In November of 2020, Lilach Kuhn, the defendant, entered Citibank’s Englewood, NJ branch without a mask in direct violation of Executive Order 122, enacted in April 2020, requiring face coverings in public spaces in an attempt to slow the spread of COVID-19. Plaintiff, bank employee Sanaa Rami, approached Kuhn and reminded her of the requirement to wear a face covering. Ms. Rami was concerned for her own and others’ health and safety. In a viral video recorded by onlookers of the incident, the Defendant erupted in a fit of rage directed at Ms. Rami and refused to adhere to the face-covering mandate. shouted at Ms. Rami saying “I am going to court to fight masks and you are not going to tell me what to do,” and “You work for me! I do not work for you! I have been a customer since 1990. Were you born then? Shame on you!.” When Rami offered to get her a clean mask, Defendant responded yelling, “Don’t make me wear your mask! Are you trying to kill me? What happens if you have corona[virus]?” and “I am a scientist! There is no corona[virus]!”

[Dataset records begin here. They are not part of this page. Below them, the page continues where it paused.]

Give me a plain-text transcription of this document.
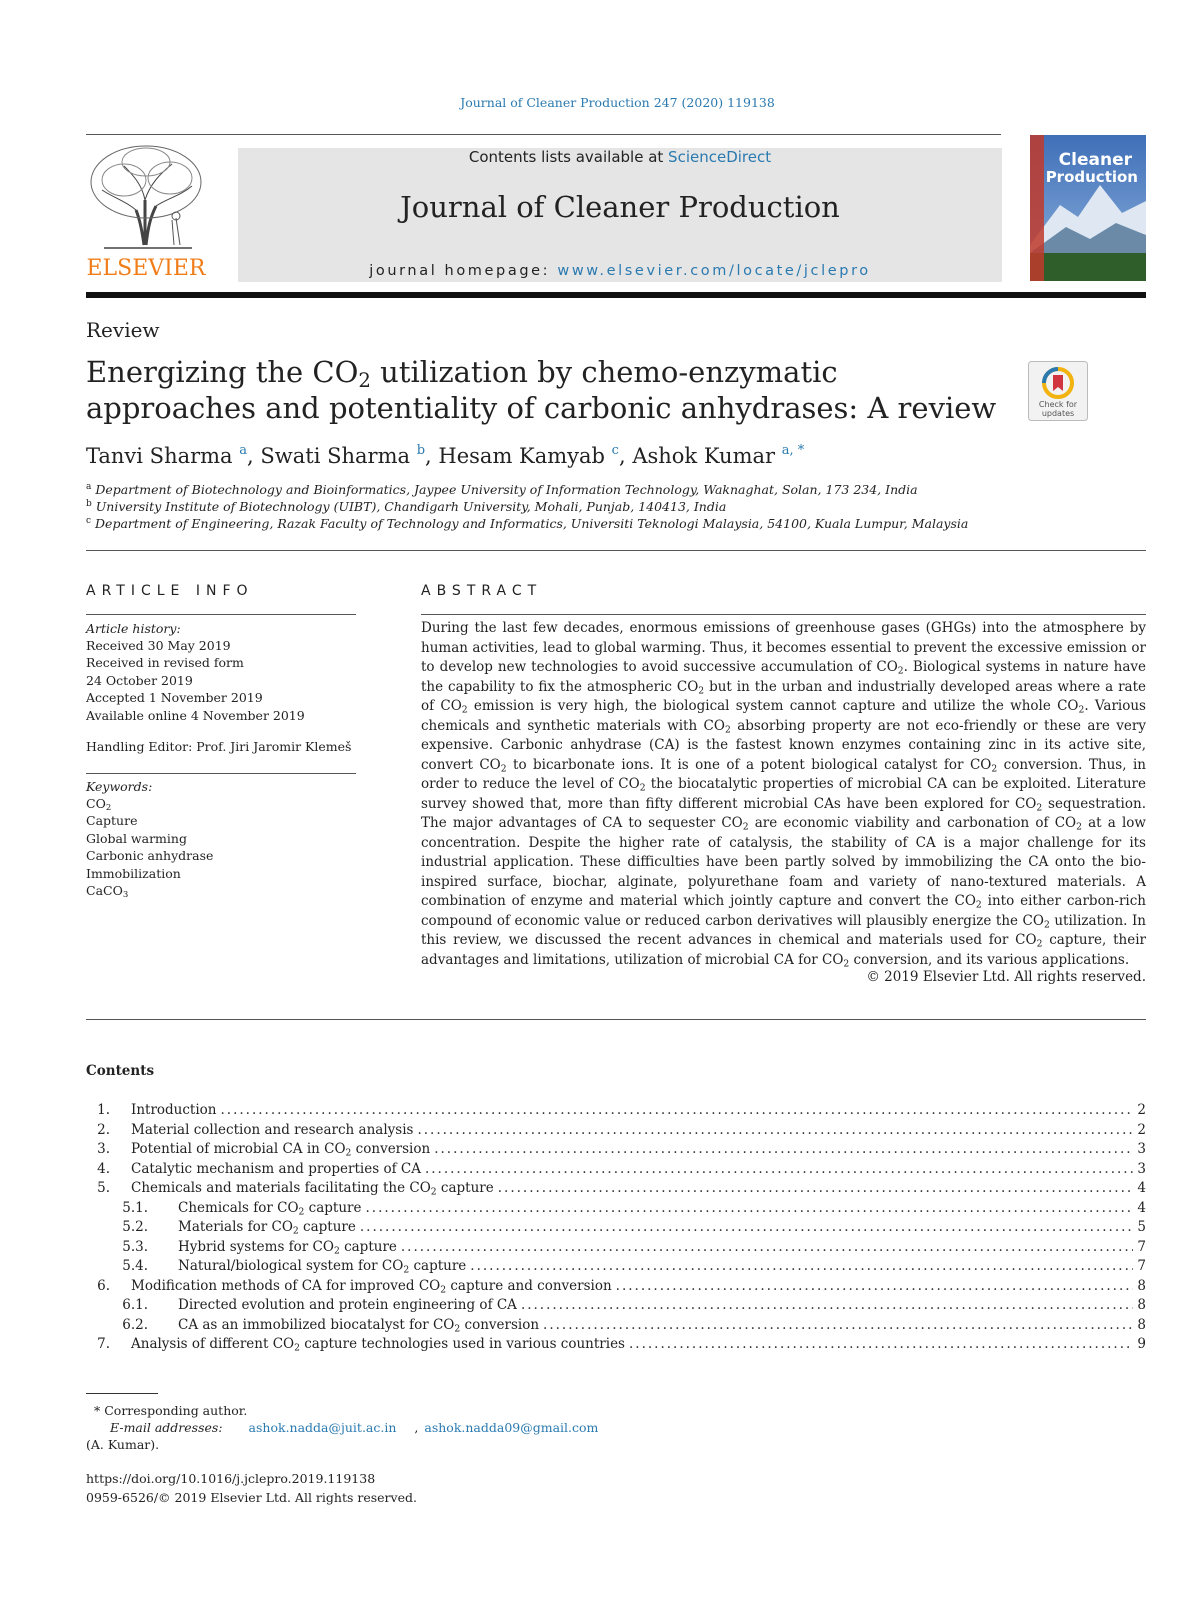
Journal of Cleaner Production 247 (2020) 119138
ELSEVIER
Contents lists available at ScienceDirect
Journal of Cleaner Production
journal homepage: www.elsevier.com/locate/jclepro
Cleaner
Production
Review
Energizing the $CO_2$ utilization by chemo-enzymatic approaches and potentiality of carbonic anhydrases: A review	Check for
updates
Tanvi Sharma $^a$, Swati Sharma $^b$, Hesam Kamyab $^c$, Ashok Kumar $^{a, *}$
$^a$ Department of Biotechnology and Bioinformatics, Jaypee University of Information Technology, Waknaghat, Solan, 173 234, India
$^b$ University Institute of Biotechnology (UIBT), Chandigarh University, Mohali, Punjab, 140413, India
$^c$ Department of Engineering, Razak Faculty of Technology and Informatics, Universiti Teknologi Malaysia, 54100, Kuala Lumpur, Malaysia
ARTICLE INFO	ABSTRACT
Article history:
Received 30 May 2019
Received in revised form
24 October 2019
Accepted 1 November 2019
Available online 4 November 2019
Handling Editor: Prof. Jiri Jaromir Klemeš
Keywords:
$CO_2$
Capture
Global warming
Carbonic anhydrase
Immobilization
CaCO$_3$
During the last few decades, enormous emissions of greenhouse gases (GHGs) into the atmosphere by human activities, lead to global warming. Thus, it becomes essential to prevent the excessive emission or to develop new technologies to avoid successive accumulation of $CO_2$. Biological systems in nature have the capability to fix the atmospheric $CO_2$ but in the urban and industrially developed areas where a rate of $CO_2$ emission is very high, the biological system cannot capture and utilize the whole $CO_2$. Various chemicals and synthetic materials with $CO_2$ absorbing property are not eco-friendly or these are very expensive. Carbonic anhydrase (CA) is the fastest known enzymes containing zinc in its active site, convert $CO_2$ to bicarbonate ions. It is one of a potent biological catalyst for $CO_2$ conversion. Thus, in order to reduce the level of $CO_2$ the biocatalytic properties of microbial CA can be exploited. Literature survey showed that, more than fifty different microbial CAs have been explored for $CO_2$ sequestration. The major advantages of CA to sequester $CO_2$ are economic viability and carbonation of $CO_2$ at a low concentration. Despite the higher rate of catalysis, the stability of CA is a major challenge for its industrial application. These difficulties have been partly solved by immobilizing the CA onto the bio-inspired surface, biochar, alginate, polyurethane foam and variety of nano-textured materials. A combination of enzyme and material which jointly capture and convert the $CO_2$ into either carbon-rich compound of economic value or reduced carbon derivatives will plausibly energize the $CO_2$ utilization. In this review, we discussed the recent advances in chemical and materials used for $CO_2$ capture, their advantages and limitations, utilization of microbial CA for $CO_2$ conversion, and its various applications.
© 2019 Elsevier Ltd. All rights reserved.
Contents
1. Introduction .....	2
2. Material collection and research analysis .....	2
3. Potential of microbial CA in $CO_2$ conversion .....	3
4. Catalytic mechanism and properties of CA .....	3
5. Chemicals and materials facilitating the $CO_2$ capture .....	4
5.1. Chemicals for $CO_2$ capture .....	4
5.2. Materials for $CO_2$ capture .....	5
5.3. Hybrid systems for $CO_2$ capture .....	7
5.4. Natural/biological system for $CO_2$ capture .....	7
6. Modification methods of CA for improved $CO_2$ capture and conversion .....	8
6.1. Directed evolution and protein engineering of CA .....	8
6.2. CA as an immobilized biocatalyst for $CO_2$ conversion .....	8
7. Analysis of different $CO_2$ capture technologies used in various countries .....	9
* Corresponding author.
E-mail addresses: ashok.nadda@juit.ac.in , ashok.nadda09@gmail.com
(A. Kumar).
https://doi.org/10.1016/j.jclepro.2019.119138
0959-6526/© 2019 Elsevier Ltd. All rights reserved.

First Amendment rights have been referenced in arguments throughout the nation in response to and challenging COVID-19 health and safety mandates , including the constitutionality of mandatory mask mandates. During the height of the COVID-19 pandemic, many public health officials and politicians urged or required citizens to wear face-coverings to help slow the spread of the COVID-19 virus. One of the most common arguments against these mask mandates is that they infringed on the individual’s Freedom of Speech under the First Amendment. The First Amendment protects freedom of speech, press, petition, assembly and religion. This includes the right to express one’s opinions without government censorship or restraint. Freedom of speech does not include the right to incite actions that would harm others such as, as the Supreme Court famously opined in Schenck v. United States, shouting fire in a crowded theater. Accordingly, the right does not extend protection to obscenity, fighting words, and true threats.